Outsourced vs In-house Tasks
Almost any task a business performs can be outsourced if the business owner chooses to do so. This can range from basic functions like accounting, marketing, and payroll to core tasks that define a business, such as content creation and other types of labor. And outsourcing isn’t going anywhere; revenue for general business process outsourcing in the US is predicted to hit a massive $152 billion by 2028.
Outsourcing tasks has pros and cons, but a common reason to do it is to save on costs. This can be especially helpful if the business is just starting out and the budget is tight, or if the business model lends itself to outsourcing anyway.
For example, a marketing agency in the United States might outsource much of its content writing to freelancers or full-time employees in the Philippines; this will save on employee wages (often to a significant degree) and thus on initial and ongoing costs for the US employer.

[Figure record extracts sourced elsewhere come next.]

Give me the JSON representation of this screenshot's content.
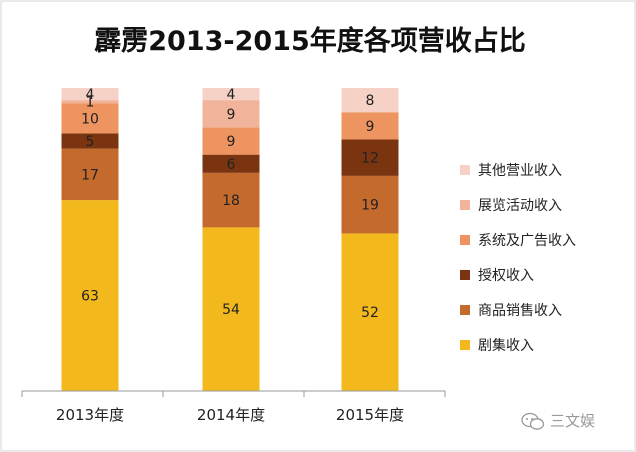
{
  "chart_data": {
    "type": "bar",
    "stacked": true,
    "title": "霹雳2013-2015年度各项营收占比",
    "categories": [
      "2013年度",
      "2014年度",
      "2015年度"
    ],
    "series": [
      {
        "name": "剧集收入",
        "values": [
          63,
          54,
          52
        ],
        "color": "#F2B81C"
      },
      {
        "name": "商品销售收入",
        "values": [
          17,
          18,
          19
        ],
        "color": "#C46A2D"
      },
      {
        "name": "授权收入",
        "values": [
          5,
          6,
          12
        ],
        "color": "#7A3410"
      },
      {
        "name": "系统及广告收入",
        "values": [
          10,
          9,
          9
        ],
        "color": "#EE9460"
      },
      {
        "name": "展览活动收入",
        "values": [
          1,
          9,
          0
        ],
        "color": "#F1B49B"
      },
      {
        "name": "其他营业收入",
        "values": [
          4,
          4,
          8
        ],
        "color": "#F6D2C6"
      }
    ],
    "ylim": [
      0,
      100
    ],
    "grid": false,
    "legend": "right"
  },
  "watermark": {
    "icon": "wechat-icon",
    "text": "三文娱"
  }
}
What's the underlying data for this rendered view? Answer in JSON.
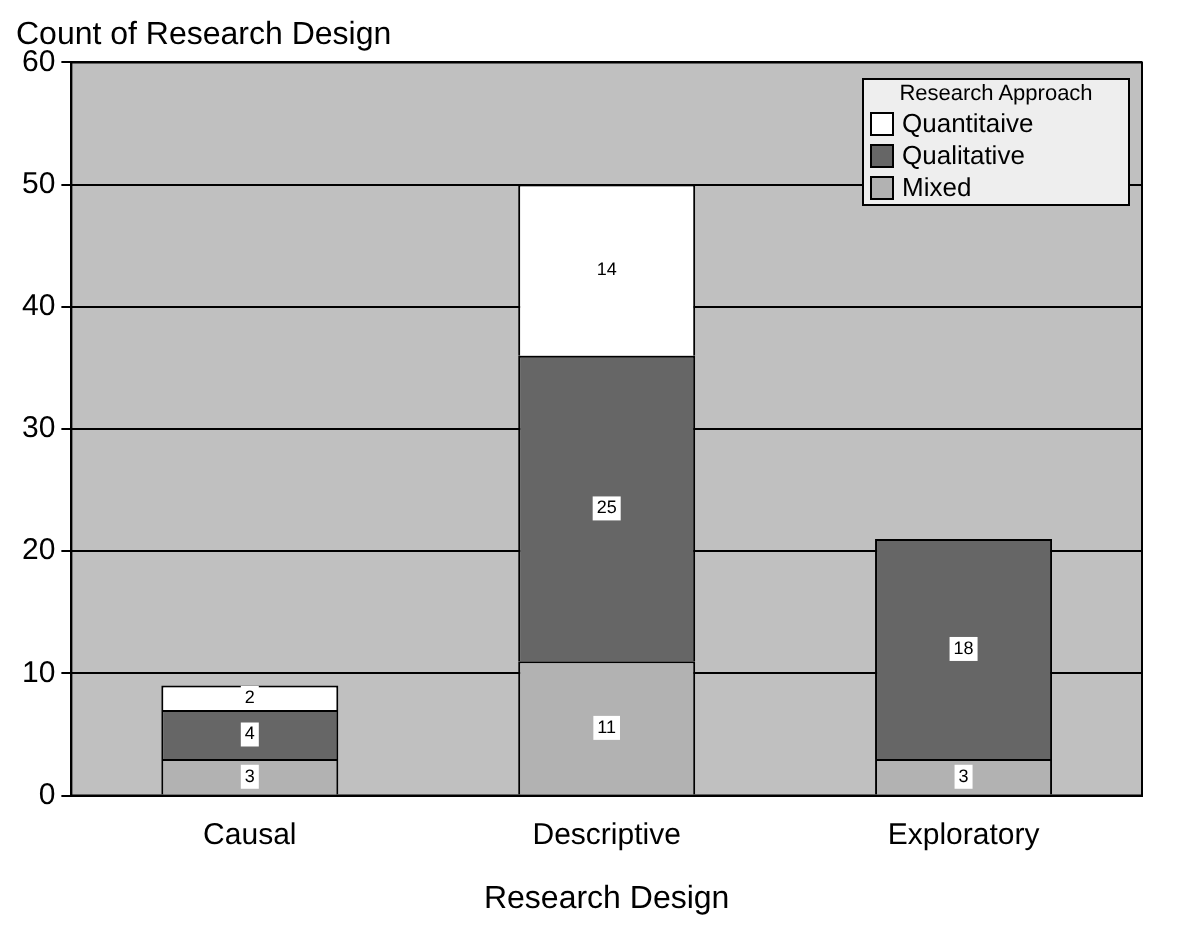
{
  "chart_data": {
    "type": "bar",
    "title": "Count of Research Design",
    "xlabel": "Research Design",
    "legend_title": "Research Approach",
    "categories": [
      "Causal",
      "Descriptive",
      "Exploratory"
    ],
    "series": [
      {
        "name": "Mixed",
        "color": "#b2b2b2",
        "values": [
          3,
          11,
          3
        ]
      },
      {
        "name": "Qualitative",
        "color": "#666666",
        "values": [
          4,
          25,
          18
        ]
      },
      {
        "name": "Quantitaive",
        "color": "#ffffff",
        "values": [
          2,
          14,
          null
        ]
      }
    ],
    "stacked": true,
    "ylim": [
      0,
      60
    ],
    "yticks": [
      0,
      10,
      20,
      30,
      40,
      50,
      60
    ],
    "grid": "y",
    "legend": "top right",
    "data_labels": true
  }
}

Similarly, there may be situations in which in-house work actually saves more money, either initially or in the long term. It’s up to the business owner to design and evaluate their business model, keep track of costs, and consider all the possible options to save money.
Renting vs Buying
For unavoidable costs such as computer equipment, software, and some kind of physical workspace, startup business owners have the option to rent or buy. Renting means lower payments in the short term, but you will not own the equipment, and you’ll be paying forever (or as long as you choose to continue renting).
Buying, on the other hand, will mean that you own the equipment or space outright. This necessitates a much larger initial cost if you are paying full price upfront (though you may be able to negotiate monthly or yearly payments), but it is often a better long-term solution because you will one day no longer need to make payments, but will still own and use the equipment. Again, it’s up to the business owner to crunch the numbers and figure out whether renting or buying is the better option for both short- and long-term savings.
Frequently Asked Questions (FAQs)
Read through the sections below for a quick summary of some common business startup costs, plus an estimate of how much money you’ll need to start.
Expect to spend a little over $12,000 for your startup initially. This will cover any equipment and technology required by the business; starting inventory if you sell products; small or large office spaces; and expenses for marketing, advertising, and a website.
This will vary greatly depending on many factors. However, a baseline starting capital of at least $3,000 will allow you to make headway with equipment and software, inventory, website design, and some marketing.
Bottom Line
Understanding some common startup costs before starting your business is important so that you can prepare enough capital to get things off the ground. You don’t want to be in a situation where you’re going back to the bank or investors for additional funds before you have any customers. It’s helpful to document each startup cost in a business plan to show you’ve created a thorough plan to determine the funds needed to open your business.